Vê-se que para a segurança pública, o candidato possui promessas inconstitucionais. Sejam inócuas por prometer algo que já existe ou contraditórias com seus próprios posicionamentos.
Educação
Para a educação, além da já conhecida verborragia sobre doutrinação e afins, sugere o incremento da modalidade de educação à distância e o não “veto dogmático”. Mostra-se desatualizado ante as recentes alterações normativas que, muito ao contrário de realizarem veto dogmático, tem flexibilizado bastante as regras para esta modalidade educacional.
No mais, o programa reflete o posicionamento já conhecido do candidato, repleto de pontos de exclamação e de atribuição da culpa de todos os males à esquerda ou ao comunismo, o que reforça ter sido o próprio candidato quem escreveu esta parte do plano.
Economia
Porém no âmbito econômico, a suposta tecnicidade do setor e a considerável concentração de poderes revelam a necessidade preocupação. Propõe uma concentração das pastas da Fazenda, Planejamento e Indústria nas mãos do futuro Ministro da Economia. Este todos já sabemos quem seria. Além disso, sugere que o Banco Central, muito embora formalmente independente, seja alinhado às diretrizes da pasta econômica.

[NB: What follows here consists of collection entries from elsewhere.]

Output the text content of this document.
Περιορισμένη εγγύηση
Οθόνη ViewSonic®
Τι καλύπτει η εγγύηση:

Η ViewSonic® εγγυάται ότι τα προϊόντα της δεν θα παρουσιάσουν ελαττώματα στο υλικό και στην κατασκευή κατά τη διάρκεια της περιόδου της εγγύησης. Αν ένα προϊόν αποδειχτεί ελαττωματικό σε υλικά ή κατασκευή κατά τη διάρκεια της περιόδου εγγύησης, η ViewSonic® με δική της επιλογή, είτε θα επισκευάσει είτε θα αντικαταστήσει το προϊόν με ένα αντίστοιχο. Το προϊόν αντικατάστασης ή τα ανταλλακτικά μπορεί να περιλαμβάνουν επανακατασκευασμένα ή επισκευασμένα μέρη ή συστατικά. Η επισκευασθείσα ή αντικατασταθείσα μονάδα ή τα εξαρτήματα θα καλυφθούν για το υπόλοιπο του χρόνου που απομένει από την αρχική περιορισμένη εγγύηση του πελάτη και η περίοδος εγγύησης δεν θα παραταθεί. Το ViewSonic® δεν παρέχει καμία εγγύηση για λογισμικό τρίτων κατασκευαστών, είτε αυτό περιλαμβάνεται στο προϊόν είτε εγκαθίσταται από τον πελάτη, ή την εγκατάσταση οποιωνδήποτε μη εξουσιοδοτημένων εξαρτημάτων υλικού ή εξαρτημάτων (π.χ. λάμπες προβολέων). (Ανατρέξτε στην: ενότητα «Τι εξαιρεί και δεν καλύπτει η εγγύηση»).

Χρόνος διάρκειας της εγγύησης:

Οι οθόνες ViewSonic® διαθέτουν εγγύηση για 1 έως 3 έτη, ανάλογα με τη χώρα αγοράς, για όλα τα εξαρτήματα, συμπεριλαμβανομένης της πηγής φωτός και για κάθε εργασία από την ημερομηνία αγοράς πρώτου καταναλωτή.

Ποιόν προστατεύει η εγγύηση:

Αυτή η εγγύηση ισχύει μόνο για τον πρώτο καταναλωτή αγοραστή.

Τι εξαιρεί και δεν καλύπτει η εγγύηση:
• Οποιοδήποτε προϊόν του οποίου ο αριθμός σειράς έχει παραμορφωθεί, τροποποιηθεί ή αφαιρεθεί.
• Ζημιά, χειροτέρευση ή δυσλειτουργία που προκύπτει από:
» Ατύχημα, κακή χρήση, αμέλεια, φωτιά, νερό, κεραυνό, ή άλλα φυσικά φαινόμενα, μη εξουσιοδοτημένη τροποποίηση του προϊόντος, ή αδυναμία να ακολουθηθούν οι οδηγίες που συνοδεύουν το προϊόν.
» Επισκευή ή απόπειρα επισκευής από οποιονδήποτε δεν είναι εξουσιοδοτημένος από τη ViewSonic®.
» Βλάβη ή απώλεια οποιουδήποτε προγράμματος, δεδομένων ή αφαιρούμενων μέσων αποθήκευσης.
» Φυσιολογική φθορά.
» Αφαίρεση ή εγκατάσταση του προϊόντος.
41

O que se verá, na prática, é uma redução da pluralidade no campo de negociação das decisões econômicas. Ao contrário do que é comumente vendido como realidade, a diversidade de visões ministeriais no momento de tomada de decisões econômicas não serve apenas como cabides de emprego e do “toma lá dá cá”, mas também garantir que exista, mesmo que de forma mínima, um governo da economia e não apenas sua gestão.
A economia, em uma sociedade que se pretenda democrática, não pode ser conduzida por somente um ente com poderes de “posto Ipiranga” e a redução e concentração ministerial. Ainda que isso pareça vantajoso em uma primeira análise, pode agravar o quadro.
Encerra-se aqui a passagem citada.